I’ve traveled pretty extensively and stayed at most of the big hotel chains (Marriott, Hilton, etc.). The one constant I’ve noticed is that most rooms nowadays seem to have decent HDTVs in the room - with no HD programming. Even in hotels that have been recently renovated/upgraded, they put in the nice TVs and stick with standard definition programming.
Is there a reason for this? Maybe a technical barrier to distributing HD to several dozen/hundred rooms? Or is it just cost savings?
I’m dying to know the answer to this. Seeing standard def signals on nice new TVs kills my soul.
It will depend on their source, of course. In my experience, if they are getting it from cable, you can at least find the OTA channels with the QAM tuner with a little work. I was in a situation like that a couple weeks ago and found the HD Fox channel for the World Series.
Basically, if you look at what you’re getting, it tends to be the analog extended basic (plus HBO) tier. There’s no reason you couldn’t distribute a digital/HD signal but I doubt most places want to spend the money.
Sometimes they even set the TVs to stretch 4:3 content to fill the entire screen. And they give you some crappy remote that just has number buttons and the volume control so that you can’t get rid of the distortion. :rolleyes:
Have you been to an electronics store recently? The absolute cheapest television I can buy off of Best Buy’s website costs $100 and is 720p and 15 inches. For $200 I can get 24 inches.

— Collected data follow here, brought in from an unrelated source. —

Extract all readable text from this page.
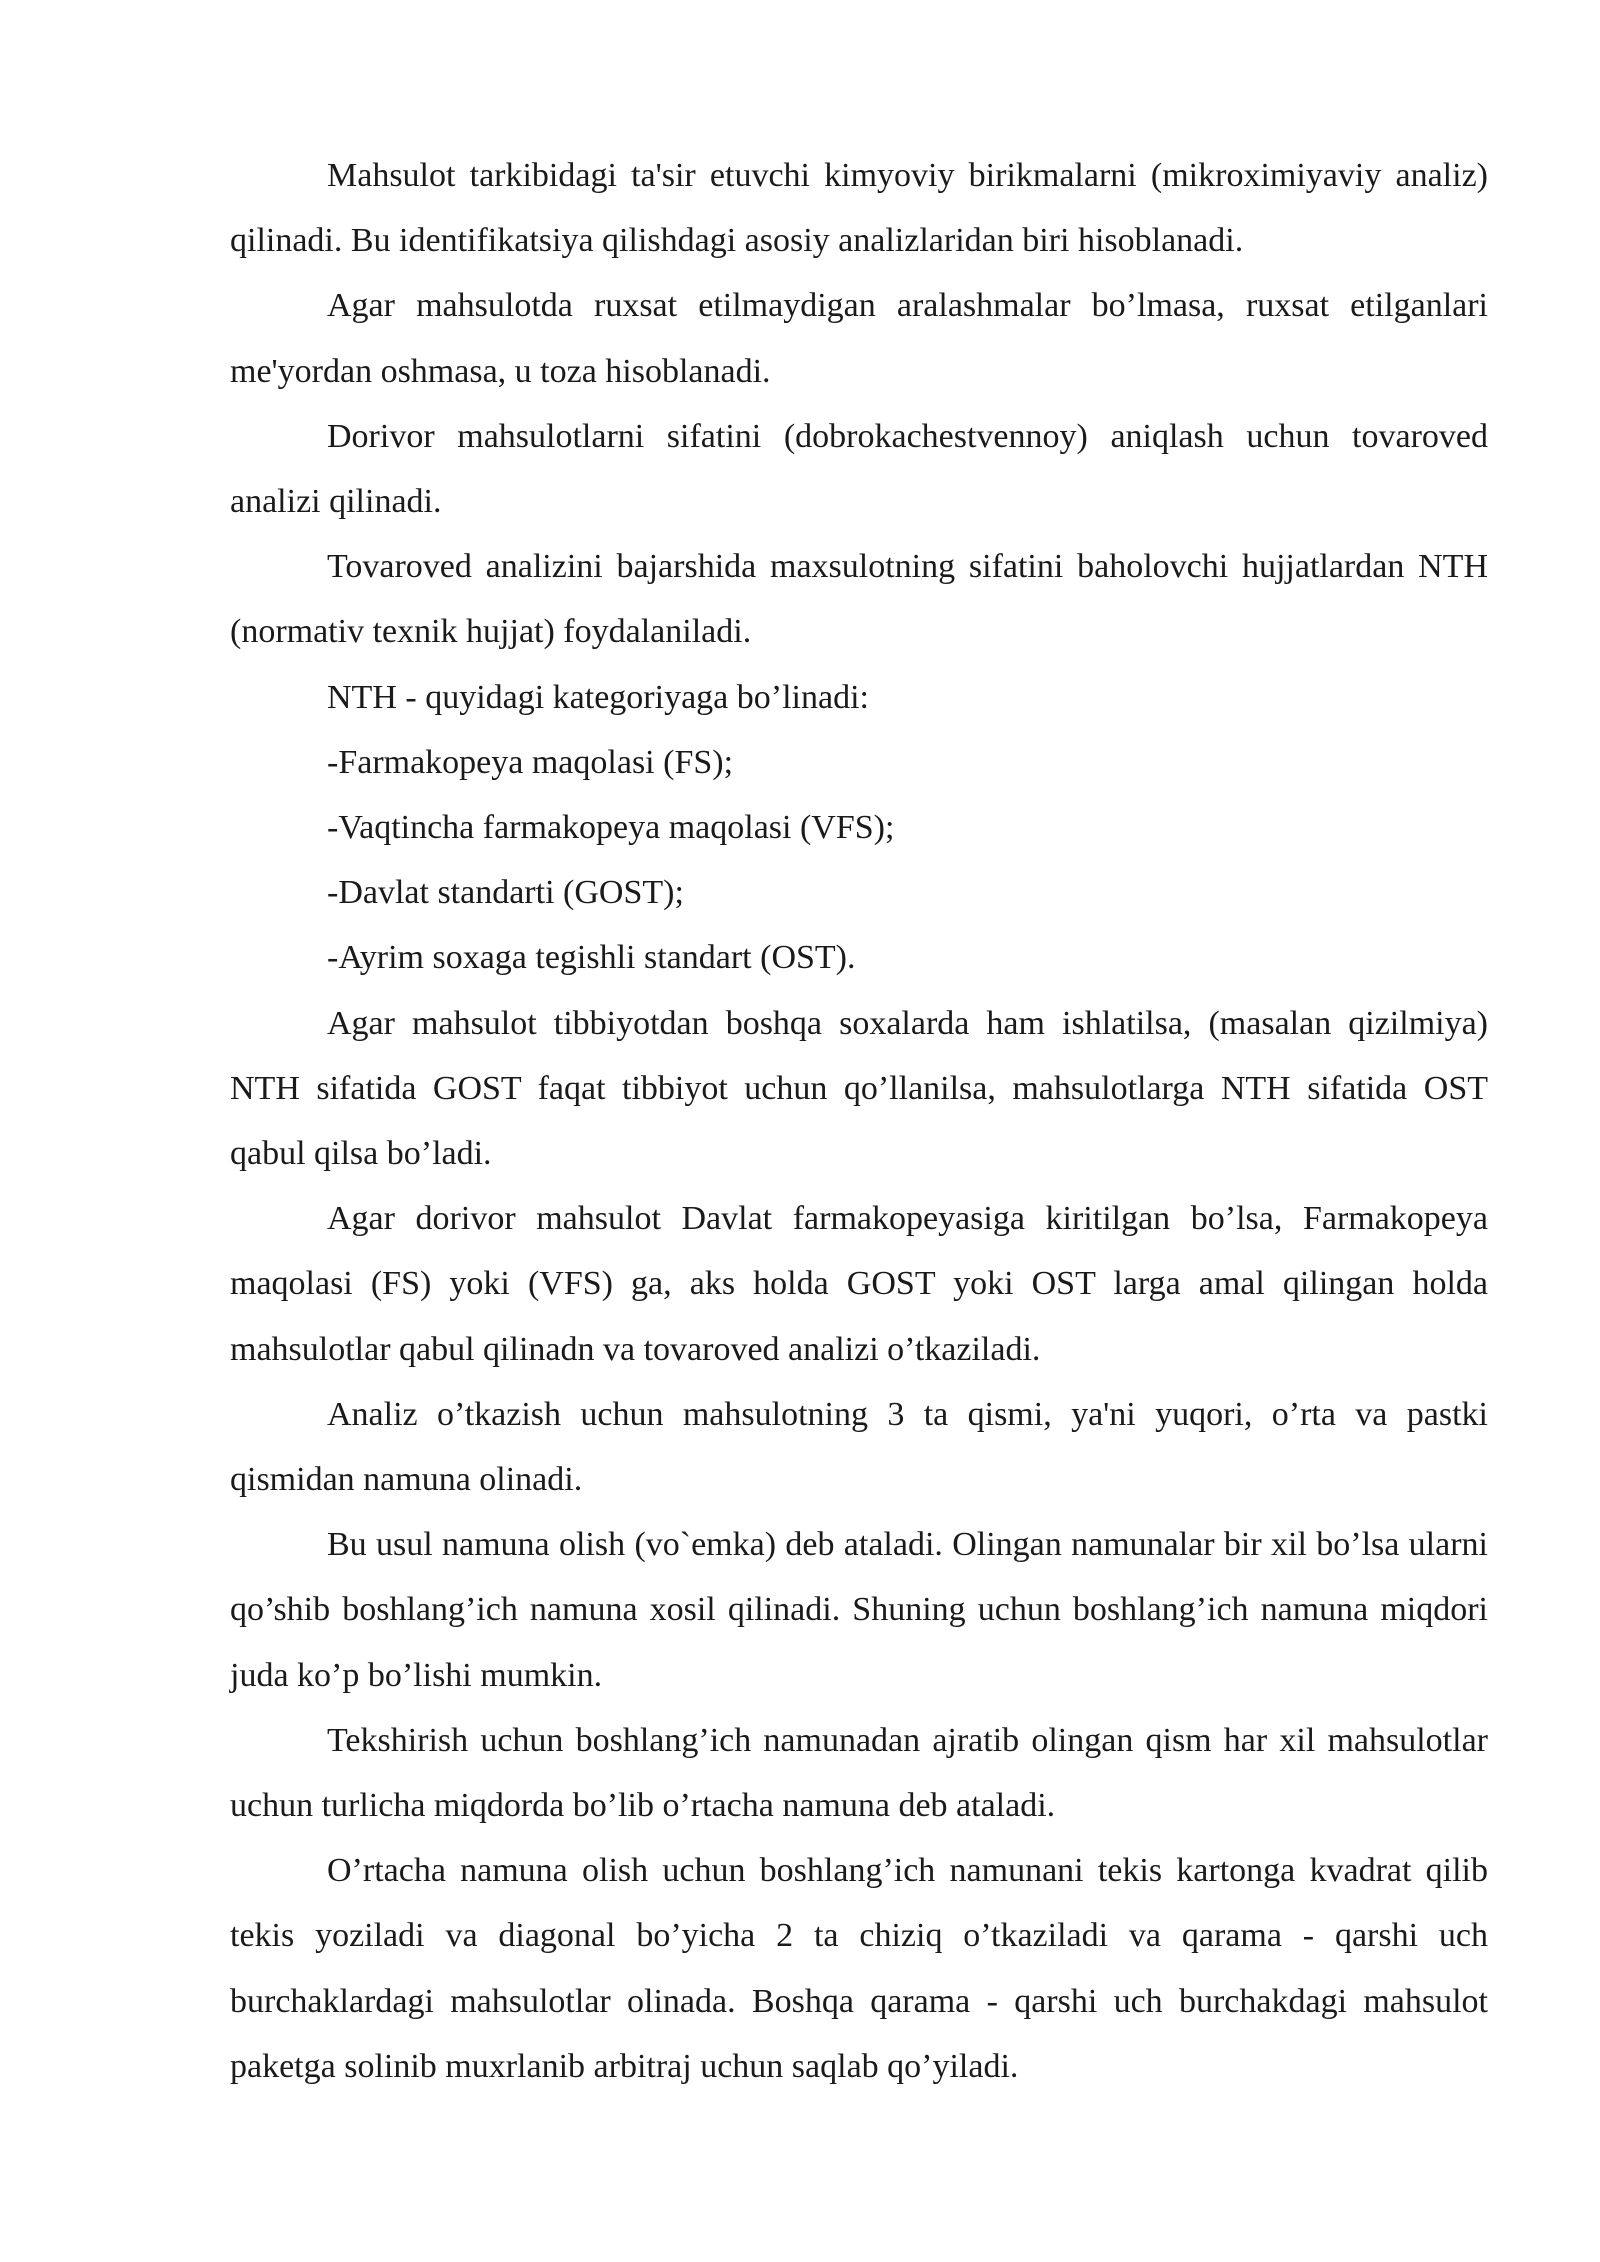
Mahsulot tarkibidagi ta'sir etuvchi kimyoviy birikmalarni (mikroximiyaviy analiz) qilinadi. Bu identifikatsiya qilishdagi asosiy analizlaridan biri hisoblanadi.

Agar mahsulotda ruxsat etilmaydigan aralashmalar bo’lmasa, ruxsat etilganlari me'yordan oshmasa, u toza hisoblanadi.

Dorivor mahsulotlarni sifatini (dobrokachestvennoy) aniqlash uchun tovaroved analizi qilinadi.

Tovaroved analizini bajarshida maxsulotning sifatini baholovchi hujjatlardan NTH (normativ texnik hujjat) foydalaniladi.

NTH - quyidagi kategoriyaga bo’linadi:

-Farmakopeya maqolasi (FS);

-Vaqtincha farmakopeya maqolasi (VFS);

-Davlat standarti (GOST);

-Ayrim soxaga tegishli standart (OST).

Agar mahsulot tibbiyotdan boshqa soxalarda ham ishlatilsa, (masalan qizilmiya) NTH sifatida GOST faqat tibbiyot uchun qo’llanilsa, mahsulotlarga NTH sifatida OST qabul qilsa bo’ladi.

Agar dorivor mahsulot Davlat farmakopeyasiga kiritilgan bo’lsa, Farmakopeya maqolasi (FS) yoki (VFS) ga, aks holda GOST yoki OST larga amal qilingan holda mahsulotlar qabul qilinadn va tovaroved analizi o’tkaziladi.

Analiz o’tkazish uchun mahsulotning 3 ta qismi, ya'ni yuqori, o’rta va pastki qismidan namuna olinadi.

Bu usul namuna olish (vo`emka) deb ataladi. Olingan namunalar bir xil bo’lsa ularni qo’shib boshlang’ich namuna xosil qilinadi. Shuning uchun boshlang’ich namuna miqdori juda ko’p bo’lishi mumkin.

Tekshirish uchun boshlang’ich namunadan ajratib olingan qism har xil mahsulotlar uchun turlicha miqdorda bo’lib o’rtacha namuna deb ataladi.

O’rtacha namuna olish uchun boshlang’ich namunani tekis kartonga kvadrat qilib tekis yoziladi va diagonal bo’yicha 2 ta chiziq o’tkaziladi va qarama - qarshi uch burchaklardagi mahsulotlar olinada. Boshqa qarama - qarshi uch burchakdagi mahsulot paketga solinib muxrlanib arbitraj uchun saqlab qo’yiladi.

You couldn’t buy a standard definition TV if you wanted to.
This is just a bit of an informed guess, but most hotels seem to have custom video distribution networks. They deal with their own video on demand, checkout/billing, ads and distribution of local, cable and premium channels.
I’d bet tha most of these networks went into place before the HD and digital switchover and would be a massive investment to upgrade. Until they write off current systems and the economy improves, you may see little change.

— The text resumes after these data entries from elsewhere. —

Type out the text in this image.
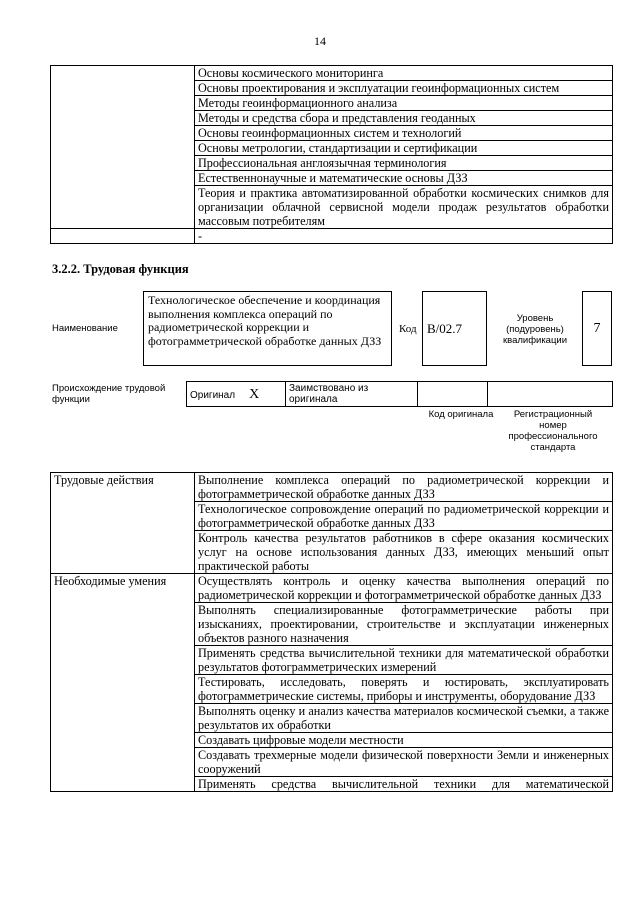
14
	Основы космического мониторинга
	Основы проектирования и эксплуатации геоинформационных систем
	Методы геоинформационного анализа
	Методы и средства сбора и представления геоданных
	Основы геоинформационных систем и технологий
	Основы метрологии, стандартизации и сертификации
	Профессиональная англоязычная терминология
	Естественнонаучные и математические основы ДЗЗ
	Теория и практика автоматизированной обработки космических снимков для организации облачной сервисной модели продаж результатов обработки массовым потребителям
	-
3.2.2. Трудовая функция
Наименование
Технологическое обеспечение и координация выполнения комплекса операций по радиометрической коррекции и фотограмметрической обработке данных ДЗЗ
Код B/02.7
Уровень (подуровень) квалификации
7
Происхождение трудовой функции	Оригинал X	Заимствовано из оригинала		
Код оригинала	Регистрационный номер профессионального стандарта
Трудовые действия	Выполнение комплекса операций по радиометрической коррекции и фотограмметрической обработке данных ДЗЗ
	Технологическое сопровождение операций по радиометрической коррекции и фотограмметрической обработке данных ДЗЗ
	Контроль качества результатов работников в сфере оказания космических услуг на основе использования данных ДЗЗ, имеющих меньший опыт практической работы
Необходимые умения	Осуществлять контроль и оценку качества выполнения операций по радиометрической коррекции и фотограмметрической обработке данных ДЗЗ
	Выполнять специализированные фотограмметрические работы при изысканиях, проектировании, строительстве и эксплуатации инженерных объектов разного назначения
	Применять средства вычислительной техники для математической обработки результатов фотограмметрических измерений
	Тестировать, исследовать, поверять и юстировать, эксплуатировать фотограмметрические системы, приборы и инструменты, оборудование ДЗЗ
	Выполнять оценку и анализ качества материалов космической съемки, а также результатов их обработки
	Создавать цифровые модели местности
	Создавать трехмерные модели физической поверхности Земли и инженерных сооружений
	Применять средства вычислительной техники для математической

Perhaps someone in the hotel biz will wander by with a more informed answer.
I’ve seen some decent TVs in hotel rooms lately, but the available content depends on how cheap the management is.
I have a tangential gripe: what bugs me is the absence of in-room or onscreen channel/program listings (including HBO guides with the wrong time zones). Oh, and even worse are the remotes with only UP-DOWN channel controls.
This is pretty much it. Going to HDTVs was no extra expense to the hotels since they are the same price of a standard def nowdays (if you can even find a standard def). Paying for HD programming however is an extra expense (an ongoing expense) that would cost the hotels more.
I had a similar experience at a hotel I stayed at a week at a time for years while on business trips. All the channels below 100 were SD, the TV listing card they had in the room only showed the channels below 100, but if I went searching up above 100 I found dozens of HD channels. Eventually I made my own TV listing card with all the HD channels that I kept in my luggage.
The part that really amused me was each evening I’d turn on the TV and set it to “show program in native format” so the SD shows wouldn’t be stretched. Then each day the maid would come through and set it back to “stretch to fill screen.” Apparently it was on their room checklist. If it took more than two button presses for me to set it back I would have complained.
I was also amused that this hotel had two HD TVs in every room. My first world problem was figuring out how to turn on one without the other coming on as well. Had to be careful how I aimed the remote.
It gets worse. I’ve seen hotel TVs with widescreen format letter boxed into 4:3 and then stretched to fill the 16:9 TV, so you get stretching and letter boxing :rolleyes:.